Bonus: Golf Joke of the Day. After the worst round ever a depressed golfer told everyone he was going to throw his clubs into the pond, jump in the water and drown himself. When they told the club pro he said, “He won’t drown himself.” They asked “why?” The pro said, “he can’t hold his head down that long.”

  • Do play your own golf balls even if you pull them out of the pond. Don’t steal balls from the range.
  • Do take some practice swings and start your warm-up on the range with short irons. Don’t take out your driver to start hitting practice balls. Work up from wedges, longer irons and woods.
  • Don’t focus your mind and emotions on the results of the shot, the money or the outcome of the match. • Do make your focus on the process of how you play. You’ll find there’s a freedom in the process.
  • Don’t sabotage yourself by self-talk like, “this is a must-make putt.” Do go through your routine just like any other putt. That’s a tried-and-true anti-choking strategy.
  • Do establish a friendly, trusting relationship with your playing partners. Don’t be a jerk.
  • Do play at a brisk pace. Don’t rush. As the great basketball coach John Wooden said, “Be quick but don’t hurry.”
  • Don’t try to hit the long drive by flailing your arms and flipping your wrists. Do shift your hips and weight forward while pulling your arms and shoulders down.
  • Do spend at least half of your practice time chipping and putting. Don’t ignore your short game.
  • Don’t show up late for your tee time. Do allow enough time to get there on time.
  • Don’t mess up the cup by replacing the flagstick in sloppy manner.

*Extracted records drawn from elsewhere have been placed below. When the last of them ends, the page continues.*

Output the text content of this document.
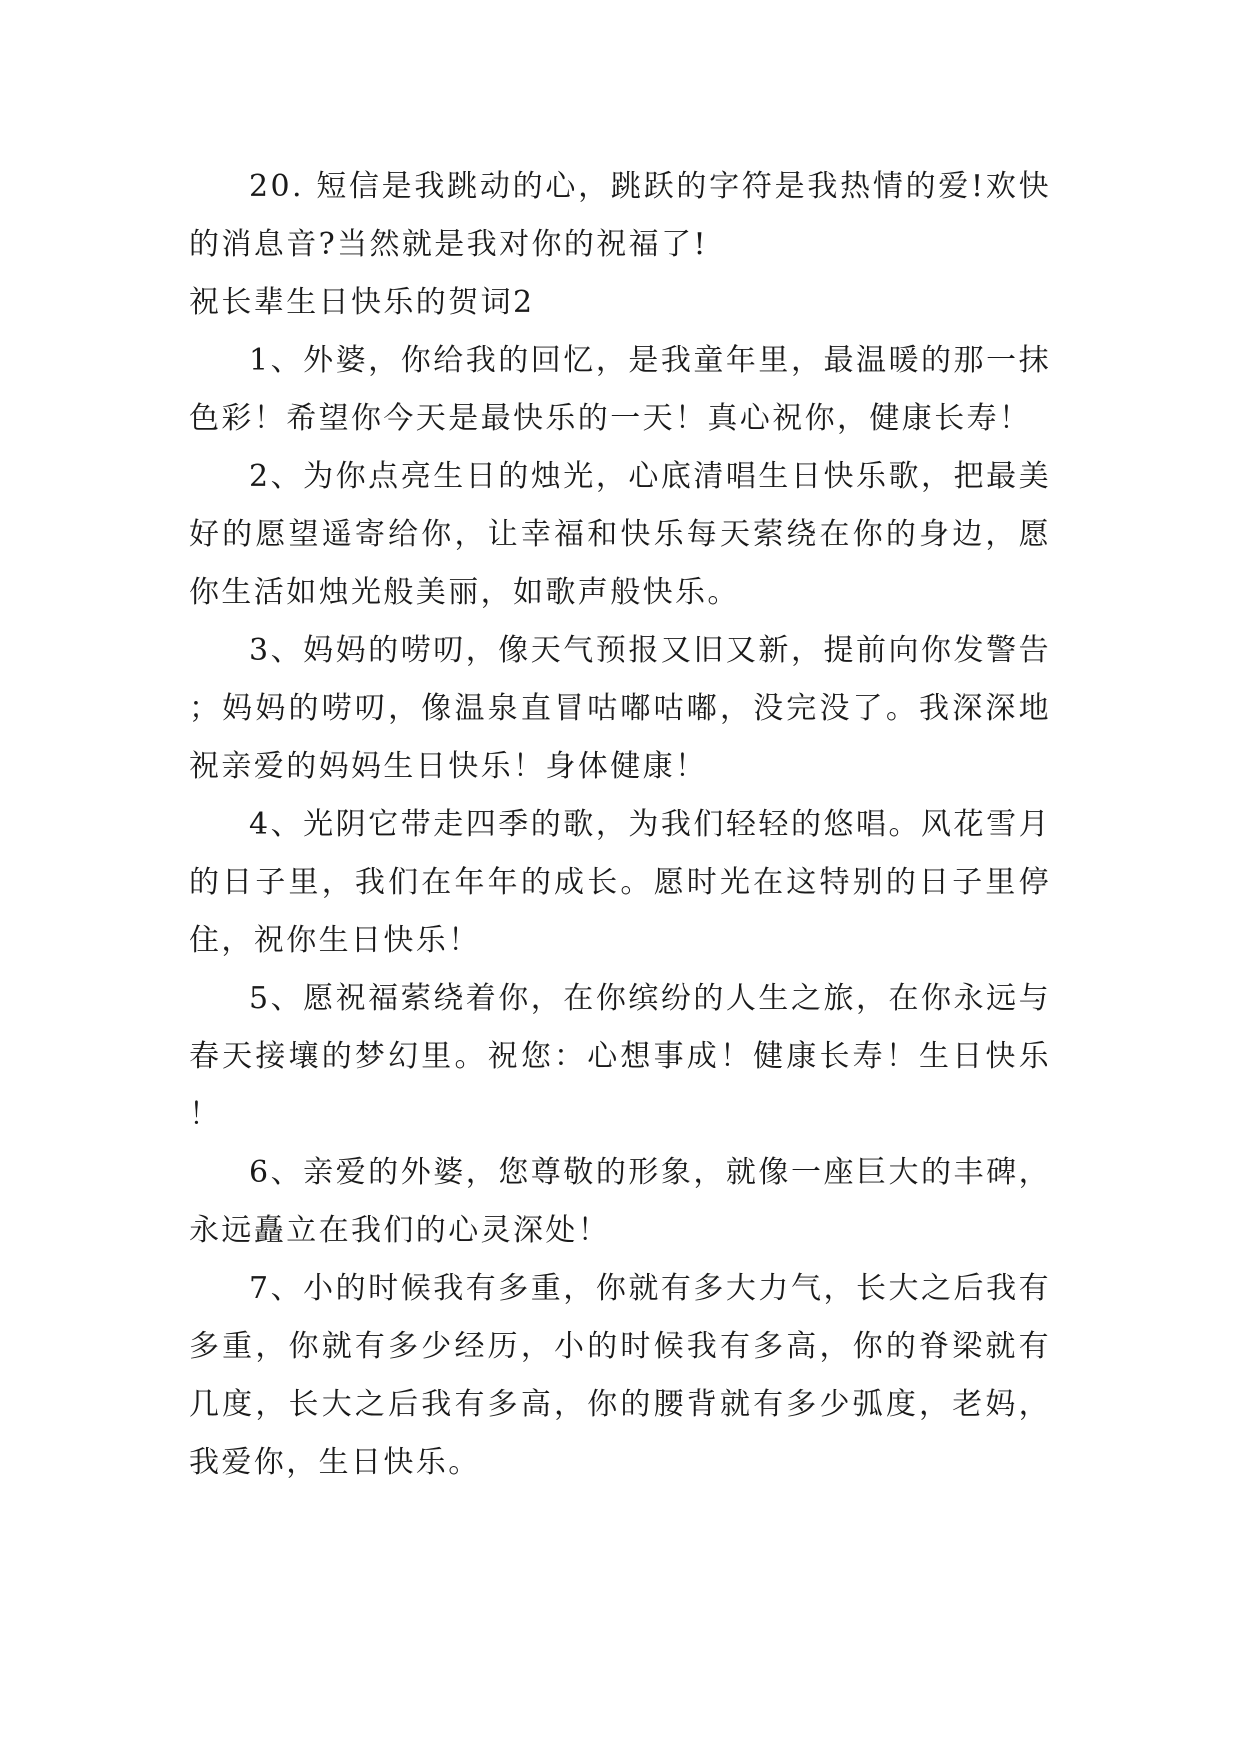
20. 短信是我跳动的心，跳跃的字符是我热情的爱!欢快的消息音?当然就是我对你的祝福了!

祝长辈生日快乐的贺词2

1、外婆，你给我的回忆，是我童年里，最温暖的那一抹色彩！希望你今天是最快乐的一天！真心祝你，健康长寿！

2、为你点亮生日的烛光，心底清唱生日快乐歌，把最美好的愿望遥寄给你，让幸福和快乐每天萦绕在你的身边，愿你生活如烛光般美丽，如歌声般快乐。

3、妈妈的唠叨，像天气预报又旧又新，提前向你发警告；妈妈的唠叨，像温泉直冒咕嘟咕嘟，没完没了。我深深地祝亲爱的妈妈生日快乐！身体健康！

4、光阴它带走四季的歌，为我们轻轻的悠唱。风花雪月的日子里，我们在年年的成长。愿时光在这特别的日子里停住，祝你生日快乐！

5、愿祝福萦绕着你，在你缤纷的人生之旅，在你永远与春天接壤的梦幻里。祝您：心想事成！健康长寿！生日快乐！

6、亲爱的外婆，您尊敬的形象，就像一座巨大的丰碑，永远矗立在我们的心灵深处！

7、小的时候我有多重，你就有多大力气，长大之后我有多重，你就有多少经历，小的时候我有多高，你的脊梁就有几度，长大之后我有多高，你的腰背就有多少弧度，老妈，我爱你，生日快乐。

Do respect the golf course.
  • Don’t try to fix big swing problems on your own. Do get some much needed lessons from a pro.

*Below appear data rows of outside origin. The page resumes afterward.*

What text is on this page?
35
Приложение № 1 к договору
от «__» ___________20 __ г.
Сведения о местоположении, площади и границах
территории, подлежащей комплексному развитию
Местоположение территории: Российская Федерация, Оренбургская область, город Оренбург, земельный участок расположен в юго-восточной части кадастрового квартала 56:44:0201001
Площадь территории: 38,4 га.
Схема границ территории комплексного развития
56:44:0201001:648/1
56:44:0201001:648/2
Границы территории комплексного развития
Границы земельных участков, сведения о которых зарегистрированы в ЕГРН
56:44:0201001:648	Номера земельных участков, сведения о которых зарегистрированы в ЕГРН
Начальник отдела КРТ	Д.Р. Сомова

  • Don’t hit random areas (targets) on the range and think you have the shots dialed in. Do hit specific shots at highly specific targets; hit the same ones at the same distances you hit on the course.
  • Do get fitted by a professional club-fitter for new clubs. Don’t buy used or off the shelf stuff.
  • Don’t convince yourself you’re a bad putter. Even if you fail to make what you think are your share of putts, it probably is aim or technique or even eyesight. Do have a pro take a look and diagnose.
  • Don’t get down on yourself following a serious meltdown in a previous round. Do review the mistakes and mishaps and try to isolate the lapses. If it’s a rare episode in your game, forget about it.
  • Don’t get caught up in the latest golf fad of “analytics” as prized by men and women tour players, who have the latest pricey launch monitors and teams of specialty coaches. Do create your own analytics in the form of recording your fairways, greens, putts and bad mistakes for your round. Then review the data to determine what to work on.